EUR/USD
The EUR/USD pair rallied on Friday, but continues to see a lot of resistance at the 1.05 level. This area should continue to be a ‘ceiling’ in this pair, especially after the previous support we had seen at this level. The European Central Bank extended quantitative easing by at least 9 months, and this will work against the value of the Euro longer-term, as the markets will also focus on the possible interest rate hikes coming out of the United States. This of course keeps the value of the Dollar high, and the Euro being so weak makes this a ‘perfect storm’ for traders, and will make people look to sell rallies repeatedly on signs of exhaustion near this level. Longer-term, I believe that the pair is going to reach parity.
GBP/USD
The British pound initially fell on Friday, but bounced enough to form a hammer. This could be a sign of an impending bounce in this market, and a break above the top of the hammer would send this market reaching higher – maybe to the 1.25 level. This area should continue to offer resistance that keeps the pair in a downtrend. Alternately, the market breaking below the hammer sends this pair looking for the 1.21 level underneath.

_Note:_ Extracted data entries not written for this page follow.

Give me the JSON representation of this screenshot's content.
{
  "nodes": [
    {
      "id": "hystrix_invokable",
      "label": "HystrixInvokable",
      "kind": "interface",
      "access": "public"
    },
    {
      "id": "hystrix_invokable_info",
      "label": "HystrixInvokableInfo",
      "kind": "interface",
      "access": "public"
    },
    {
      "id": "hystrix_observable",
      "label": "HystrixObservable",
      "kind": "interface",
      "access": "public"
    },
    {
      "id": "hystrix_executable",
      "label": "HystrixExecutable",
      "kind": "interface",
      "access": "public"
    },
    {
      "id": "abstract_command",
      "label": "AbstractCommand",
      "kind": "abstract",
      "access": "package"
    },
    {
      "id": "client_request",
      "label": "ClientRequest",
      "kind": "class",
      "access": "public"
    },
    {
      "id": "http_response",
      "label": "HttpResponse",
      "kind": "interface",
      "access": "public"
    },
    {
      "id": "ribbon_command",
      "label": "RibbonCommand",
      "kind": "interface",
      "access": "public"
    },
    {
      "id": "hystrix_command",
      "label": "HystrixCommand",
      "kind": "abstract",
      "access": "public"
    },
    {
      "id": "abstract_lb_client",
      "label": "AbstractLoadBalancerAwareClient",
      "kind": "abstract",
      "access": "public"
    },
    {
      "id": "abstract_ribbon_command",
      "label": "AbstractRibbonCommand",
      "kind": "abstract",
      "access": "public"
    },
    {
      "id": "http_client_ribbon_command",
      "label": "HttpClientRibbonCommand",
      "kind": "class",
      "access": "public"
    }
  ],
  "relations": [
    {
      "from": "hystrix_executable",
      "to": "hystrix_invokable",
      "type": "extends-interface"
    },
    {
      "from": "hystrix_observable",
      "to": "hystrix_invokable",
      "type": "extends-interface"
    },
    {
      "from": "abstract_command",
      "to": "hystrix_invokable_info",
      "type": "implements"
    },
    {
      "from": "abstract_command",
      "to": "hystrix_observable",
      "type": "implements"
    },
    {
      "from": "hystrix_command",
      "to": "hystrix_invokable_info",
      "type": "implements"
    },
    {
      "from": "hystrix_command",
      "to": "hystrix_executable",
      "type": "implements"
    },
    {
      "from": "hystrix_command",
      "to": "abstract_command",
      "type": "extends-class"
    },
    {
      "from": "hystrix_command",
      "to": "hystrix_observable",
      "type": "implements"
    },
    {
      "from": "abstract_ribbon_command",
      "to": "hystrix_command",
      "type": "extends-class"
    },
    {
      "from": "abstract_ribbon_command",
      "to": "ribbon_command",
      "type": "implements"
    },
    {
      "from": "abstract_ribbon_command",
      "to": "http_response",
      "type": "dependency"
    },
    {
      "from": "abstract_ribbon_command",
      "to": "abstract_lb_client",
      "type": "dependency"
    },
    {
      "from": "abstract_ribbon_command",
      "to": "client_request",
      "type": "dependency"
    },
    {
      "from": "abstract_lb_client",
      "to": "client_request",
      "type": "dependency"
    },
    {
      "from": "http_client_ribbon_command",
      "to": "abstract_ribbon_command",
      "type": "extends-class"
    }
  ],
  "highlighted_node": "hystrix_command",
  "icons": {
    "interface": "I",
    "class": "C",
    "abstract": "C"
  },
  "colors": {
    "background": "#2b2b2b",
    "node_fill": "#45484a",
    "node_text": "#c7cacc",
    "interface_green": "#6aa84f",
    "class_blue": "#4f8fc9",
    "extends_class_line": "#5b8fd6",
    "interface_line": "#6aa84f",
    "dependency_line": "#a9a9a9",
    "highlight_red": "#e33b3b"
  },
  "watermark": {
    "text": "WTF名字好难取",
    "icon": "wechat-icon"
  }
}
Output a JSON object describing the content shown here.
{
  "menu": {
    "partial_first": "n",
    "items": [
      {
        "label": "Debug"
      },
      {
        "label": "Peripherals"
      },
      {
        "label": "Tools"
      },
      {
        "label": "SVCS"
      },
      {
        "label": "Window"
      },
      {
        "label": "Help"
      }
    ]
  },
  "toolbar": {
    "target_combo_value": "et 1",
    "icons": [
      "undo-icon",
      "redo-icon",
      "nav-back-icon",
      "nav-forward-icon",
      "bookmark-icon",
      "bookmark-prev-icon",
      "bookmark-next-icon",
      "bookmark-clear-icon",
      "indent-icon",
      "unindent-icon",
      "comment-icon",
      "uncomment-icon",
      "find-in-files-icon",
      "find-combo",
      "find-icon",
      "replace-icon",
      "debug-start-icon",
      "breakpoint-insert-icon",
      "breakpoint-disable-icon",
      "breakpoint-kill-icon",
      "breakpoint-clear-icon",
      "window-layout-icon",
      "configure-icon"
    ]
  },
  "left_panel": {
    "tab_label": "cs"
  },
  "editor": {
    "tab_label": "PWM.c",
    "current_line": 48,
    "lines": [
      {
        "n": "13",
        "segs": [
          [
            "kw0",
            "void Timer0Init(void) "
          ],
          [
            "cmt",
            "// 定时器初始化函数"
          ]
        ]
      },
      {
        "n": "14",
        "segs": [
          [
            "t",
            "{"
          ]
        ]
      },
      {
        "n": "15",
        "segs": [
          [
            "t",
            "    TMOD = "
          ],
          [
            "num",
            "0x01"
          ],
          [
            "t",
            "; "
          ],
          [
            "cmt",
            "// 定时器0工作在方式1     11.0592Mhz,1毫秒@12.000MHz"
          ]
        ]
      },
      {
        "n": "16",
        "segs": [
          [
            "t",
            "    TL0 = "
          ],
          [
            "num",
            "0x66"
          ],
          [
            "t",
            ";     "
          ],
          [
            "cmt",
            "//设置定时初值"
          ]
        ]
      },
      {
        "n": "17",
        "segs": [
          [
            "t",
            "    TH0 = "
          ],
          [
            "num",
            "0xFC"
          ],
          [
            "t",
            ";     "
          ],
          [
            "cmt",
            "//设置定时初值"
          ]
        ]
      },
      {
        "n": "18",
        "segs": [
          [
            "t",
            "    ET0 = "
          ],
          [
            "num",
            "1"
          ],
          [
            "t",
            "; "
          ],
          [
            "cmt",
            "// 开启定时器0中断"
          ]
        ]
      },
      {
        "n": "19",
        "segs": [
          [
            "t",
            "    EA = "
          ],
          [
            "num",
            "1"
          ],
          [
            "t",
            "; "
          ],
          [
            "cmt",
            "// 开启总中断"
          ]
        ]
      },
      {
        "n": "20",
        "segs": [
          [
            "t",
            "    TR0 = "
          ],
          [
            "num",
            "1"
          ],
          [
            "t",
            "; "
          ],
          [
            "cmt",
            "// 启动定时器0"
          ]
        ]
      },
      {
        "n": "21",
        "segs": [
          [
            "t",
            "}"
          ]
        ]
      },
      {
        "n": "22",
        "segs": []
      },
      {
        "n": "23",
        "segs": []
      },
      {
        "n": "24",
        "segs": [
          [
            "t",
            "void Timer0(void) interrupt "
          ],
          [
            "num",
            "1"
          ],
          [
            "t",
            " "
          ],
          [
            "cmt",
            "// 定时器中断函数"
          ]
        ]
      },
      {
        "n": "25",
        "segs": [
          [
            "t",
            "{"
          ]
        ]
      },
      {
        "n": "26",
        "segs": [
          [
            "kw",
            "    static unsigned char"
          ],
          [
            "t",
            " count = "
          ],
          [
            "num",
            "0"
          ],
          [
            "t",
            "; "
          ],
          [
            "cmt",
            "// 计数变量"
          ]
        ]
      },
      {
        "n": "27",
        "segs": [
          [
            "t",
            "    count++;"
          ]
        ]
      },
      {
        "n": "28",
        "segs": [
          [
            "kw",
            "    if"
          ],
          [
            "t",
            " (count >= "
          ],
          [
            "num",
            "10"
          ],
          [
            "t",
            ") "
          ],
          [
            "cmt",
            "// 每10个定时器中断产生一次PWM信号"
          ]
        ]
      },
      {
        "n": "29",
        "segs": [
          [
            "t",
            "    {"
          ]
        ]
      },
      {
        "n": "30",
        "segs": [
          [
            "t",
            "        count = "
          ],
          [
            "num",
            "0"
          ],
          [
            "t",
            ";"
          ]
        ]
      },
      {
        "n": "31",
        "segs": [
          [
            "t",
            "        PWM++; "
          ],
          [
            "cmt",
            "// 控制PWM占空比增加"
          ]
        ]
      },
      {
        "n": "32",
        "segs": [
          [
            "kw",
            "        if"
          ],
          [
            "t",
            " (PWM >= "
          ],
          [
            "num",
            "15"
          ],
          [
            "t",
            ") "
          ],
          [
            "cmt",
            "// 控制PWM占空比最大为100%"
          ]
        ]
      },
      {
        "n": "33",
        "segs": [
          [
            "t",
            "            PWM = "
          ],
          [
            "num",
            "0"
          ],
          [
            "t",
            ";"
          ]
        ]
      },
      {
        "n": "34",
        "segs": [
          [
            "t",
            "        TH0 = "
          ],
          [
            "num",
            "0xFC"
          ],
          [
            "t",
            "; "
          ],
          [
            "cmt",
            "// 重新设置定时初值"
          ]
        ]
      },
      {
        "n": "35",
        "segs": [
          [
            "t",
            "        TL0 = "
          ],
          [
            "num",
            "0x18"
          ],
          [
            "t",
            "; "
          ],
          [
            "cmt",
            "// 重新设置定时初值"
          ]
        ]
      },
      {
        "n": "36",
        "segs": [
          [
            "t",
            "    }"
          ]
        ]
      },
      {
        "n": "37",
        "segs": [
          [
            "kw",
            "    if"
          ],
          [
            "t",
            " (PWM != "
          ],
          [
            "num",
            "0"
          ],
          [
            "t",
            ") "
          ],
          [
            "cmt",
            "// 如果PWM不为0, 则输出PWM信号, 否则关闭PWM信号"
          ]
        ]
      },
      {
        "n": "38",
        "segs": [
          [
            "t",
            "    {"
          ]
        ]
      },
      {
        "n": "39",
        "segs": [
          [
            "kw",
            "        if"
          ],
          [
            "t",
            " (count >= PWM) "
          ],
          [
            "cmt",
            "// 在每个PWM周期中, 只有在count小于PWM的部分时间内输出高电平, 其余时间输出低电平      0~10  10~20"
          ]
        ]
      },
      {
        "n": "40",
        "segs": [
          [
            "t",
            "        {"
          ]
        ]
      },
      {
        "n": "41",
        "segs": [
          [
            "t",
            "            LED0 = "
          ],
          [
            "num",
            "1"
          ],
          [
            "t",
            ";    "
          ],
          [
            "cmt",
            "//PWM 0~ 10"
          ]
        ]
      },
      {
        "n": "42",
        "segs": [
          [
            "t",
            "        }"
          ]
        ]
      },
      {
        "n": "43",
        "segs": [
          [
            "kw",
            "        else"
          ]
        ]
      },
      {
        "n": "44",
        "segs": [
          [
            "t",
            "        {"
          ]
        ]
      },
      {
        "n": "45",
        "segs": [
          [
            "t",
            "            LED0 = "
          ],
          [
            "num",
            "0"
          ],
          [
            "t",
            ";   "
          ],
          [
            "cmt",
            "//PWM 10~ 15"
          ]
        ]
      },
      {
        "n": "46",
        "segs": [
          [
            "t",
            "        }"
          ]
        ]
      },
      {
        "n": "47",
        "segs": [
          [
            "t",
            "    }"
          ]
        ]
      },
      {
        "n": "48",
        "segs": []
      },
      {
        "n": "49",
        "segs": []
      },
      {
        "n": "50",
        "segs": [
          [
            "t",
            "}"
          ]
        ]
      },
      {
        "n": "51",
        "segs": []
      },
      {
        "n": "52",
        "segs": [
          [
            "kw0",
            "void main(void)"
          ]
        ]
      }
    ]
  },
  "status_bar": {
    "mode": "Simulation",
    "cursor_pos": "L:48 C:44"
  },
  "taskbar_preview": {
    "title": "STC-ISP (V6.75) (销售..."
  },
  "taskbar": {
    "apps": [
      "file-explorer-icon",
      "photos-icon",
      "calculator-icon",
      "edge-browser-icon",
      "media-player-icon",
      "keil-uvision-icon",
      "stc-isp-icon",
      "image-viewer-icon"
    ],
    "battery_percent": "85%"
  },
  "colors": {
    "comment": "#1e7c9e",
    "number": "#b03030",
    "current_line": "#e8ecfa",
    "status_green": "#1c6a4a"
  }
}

The area then extends to the 1.20 level overall, which is a major support barrier. I think we are going to test it again, but it will be choppy between now and then. I look at short-term rallies as potential value in the US dollar.
Either way, I have no interest in buying this pair now. I think we still are working on a longer-term ‘base’ in this pair to turn things around. I also know on the longer-term charts that there is an even more massive level of support at the 1.15 handle from the monthly timeframe.